Think of what it takes to provide a good education to hundreds of young people in your charge. Some do it well, others less so. Now…
Imagine a world in which the weak were supported and the strong asked to help out….
…in which effort was respected and shortcomings met with respectful discussion…
…in which you had a say over how your most cherished hopes and practices were to be judged, and in which you could question judgements made of you…
…imagine that you felt safe enough to talk openly and constructively about your shortcomings without fear of punishment…
…and that you looked forward to meeting people from the outside world who could watch what you do with curiosity, interest and a willingness to engage…
…engage with a school that might be, not a world that has been until now.
Imagine that people who hold you accountable were insightful enough to want to learn from your experience…
…and that this learning contributed to a growing ‘bank’ of experience and knowledge…
…which was shared by others who are embarked on similar challenges.
Imagine – that, as a teacher, you were respected as a public intellectual.
To imagine such a world you have to place as much distance as possible between yourself and Ofsted – let’s say, 11,400 miles.
That being the distance from London to Auckland, New Zealand.
The political and educational space occupied by Ofsted in England is occupied in New Zealand by the Education Review Officeor ERO. First off – don’t get me wrong. ERO is flawed – it is human, it faces educational complexities that are no less overwhelming than anywhere else, and it exists in political space, which means it is pulled this way and that. But it leans in an entirely opposite direction to the tendencies of Ofsted. We should be interested.
ERO negotiates its way into a school. The ‘Inspection’ – it’s called a ‘Review’, actually – is based on an agreement with the school on what to look at, where weaknesses are likely to surface, where the school needs support. ‘Inspectors’ (Reviewers – now we can wean ourselves off that menacing term) will often start in a workshop with the school to brainstorm their practices, their experiences, the challenges they face, the particularities of their community, their philosophy and so on. They will develop a plan on how the review should be done, what the Reviewers will report back on. Reviewers will go into classrooms, asking permissions from the teachers, and will take time to watch what is happening, talk to the students and the teachers, learning about that classroom, and using that as a small window on the culture of the school.
ERO Reviewers will, of course, look at test results – though in New Zealand there are no external, public tests given to kids – there are no external exams until the equivalent of ‘A’ Levels at the end of school life. There are tests, though these are diagnostic tests, used by teachers to help them keep a check on individual student progress. But the Review does not use those results to measure the performance either of teachers or of the school. Wouldn’t make sense.
The Review will produce a final report which is brief and summary, but it is not regarded by many as having the significance of the process of the Review and the learnings that took place. ERO will, itself, hold internal discussions about what it learns from its Reviews, they will hold workshops and conferences, invite in interested outsiders and experts. At its best, ERO is what we can think of as a ‘learning organisation’ – it helps schools to learn, and it learns itself as it carries on successive Reviews. It has taken some years for this system to bed down, to be accepted by schools who learned to be suspicious of Inspectors from a previous regime. Where ERO has been accepted it finds a welcome embrace.

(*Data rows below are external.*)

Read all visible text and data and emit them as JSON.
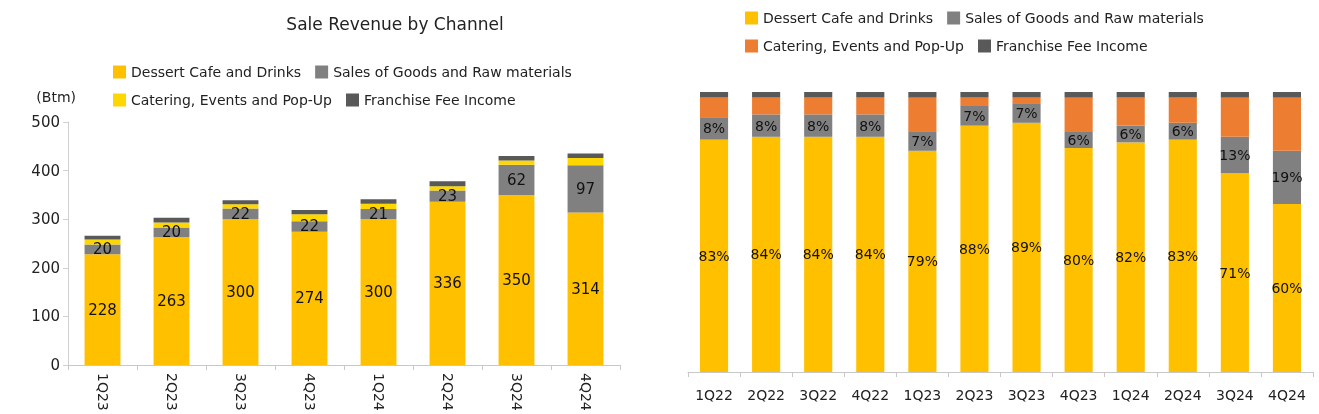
{
  "chart_data": [
    {
      "type": "bar",
      "title": "Sale Revenue by Channel",
      "ylabel": "(Btm)",
      "stacked": true,
      "legend": "top",
      "grid": false,
      "categories": [
        "1Q23",
        "2Q23",
        "3Q23",
        "4Q23",
        "1Q24",
        "2Q24",
        "3Q24",
        "4Q24"
      ],
      "ylim": [
        0,
        500
      ],
      "yticks": [
        0,
        100,
        200,
        300,
        400,
        500
      ],
      "series": [
        {
          "name": "Dessert Cafe and Drinks",
          "color": "#ffc000",
          "values": [
            228,
            263,
            300,
            274,
            300,
            336,
            350,
            314
          ],
          "value_labels": [
            "228",
            "263",
            "300",
            "274",
            "300",
            "336",
            "350",
            "314"
          ]
        },
        {
          "name": "Sales of Goods and Raw materials",
          "color": "#808080",
          "values": [
            20,
            20,
            22,
            22,
            21,
            23,
            62,
            97
          ],
          "value_labels": [
            "20",
            "20",
            "22",
            "22",
            "21",
            "23",
            "62",
            "97"
          ]
        },
        {
          "name": "Catering, Events and Pop-Up",
          "color": "#ffd700",
          "values": [
            10,
            10,
            9,
            14,
            11,
            9,
            9,
            15
          ]
        },
        {
          "name": "Franchise Fee Income",
          "color": "#595959",
          "values": [
            8,
            10,
            8,
            9,
            9,
            10,
            9,
            9
          ]
        }
      ]
    },
    {
      "type": "bar",
      "stacked": true,
      "legend": "top",
      "grid": false,
      "tick_labels": "x",
      "categories": [
        "1Q22",
        "2Q22",
        "3Q22",
        "4Q22",
        "1Q23",
        "2Q23",
        "3Q23",
        "4Q23",
        "1Q24",
        "2Q24",
        "3Q24",
        "4Q24"
      ],
      "ylim": [
        0,
        100
      ],
      "series": [
        {
          "name": "Dessert Cafe and Drinks",
          "color": "#ffc000",
          "values": [
            83,
            84,
            84,
            84,
            79,
            88,
            89,
            80,
            82,
            83,
            71,
            60
          ],
          "value_labels": [
            "83%",
            "84%",
            "84%",
            "84%",
            "79%",
            "88%",
            "89%",
            "80%",
            "82%",
            "83%",
            "71%",
            "60%"
          ]
        },
        {
          "name": "Sales of Goods and Raw materials",
          "color": "#808080",
          "values": [
            8,
            8,
            8,
            8,
            7,
            7,
            7,
            6,
            6,
            6,
            13,
            19
          ],
          "value_labels": [
            "8%",
            "8%",
            "8%",
            "8%",
            "7%",
            "7%",
            "7%",
            "6%",
            "6%",
            "6%",
            "13%",
            "19%"
          ]
        },
        {
          "name": "Catering, Events and Pop-Up",
          "color": "#ed7d31",
          "values": [
            7,
            6,
            6,
            6,
            12,
            3,
            2,
            12,
            10,
            9,
            14,
            19
          ]
        },
        {
          "name": "Franchise Fee Income",
          "color": "#595959",
          "values": [
            2,
            2,
            2,
            2,
            2,
            2,
            2,
            2,
            2,
            2,
            2,
            2
          ]
        }
      ]
    }
  ]
}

Sure – the story is more complex. There have been moves by New Zealand government ministers to nudge ERO closer to the Ofsted, low-trust accountability approach – university academics have helped ERO develop standardised indicators and measures against which to measure all schools and their performances. There is a constant undercurrent of political pressure for school league-tables, to set aside the individuality of schools (and teachers) so as to compare one with another. The Ofsted virus is busily mutating to adapt to that environment and to invade it – but so far it has been held at bay. Educationally, the model is robust; politically, it is ever fragile.
There are alternatives to Ofsted, and these come from a different moral and ethical place – one that is respectful of educators, based on mutual trust, which recognises the complexity of schooling and the impossibility of nailing down the ‘jelly-fish’ of educational quality – an impossibility exposed by the country’s resistance to give way to standardised tests and their distortions. ERO ethics are only viable in a world in which people can be held accountable only for that for which they are responsible (in England, teachers and schools are held accountable for policies and practices forced on them by others).
At best, schools look forward to an ERO Review as a learning opportunity, a fresh pair of eyes, as an opportunity to feed back to those who set education policies. Ministers may well be frustrated that they are refused an answer as to which school is ‘better’ than another, which school is ‘succeeding’ and which ‘failing’. Such measures and summary judgements are not made by ERO. But those ministers have something else, a far less opaque window on schooling and school quality than is available to ministers in the UK.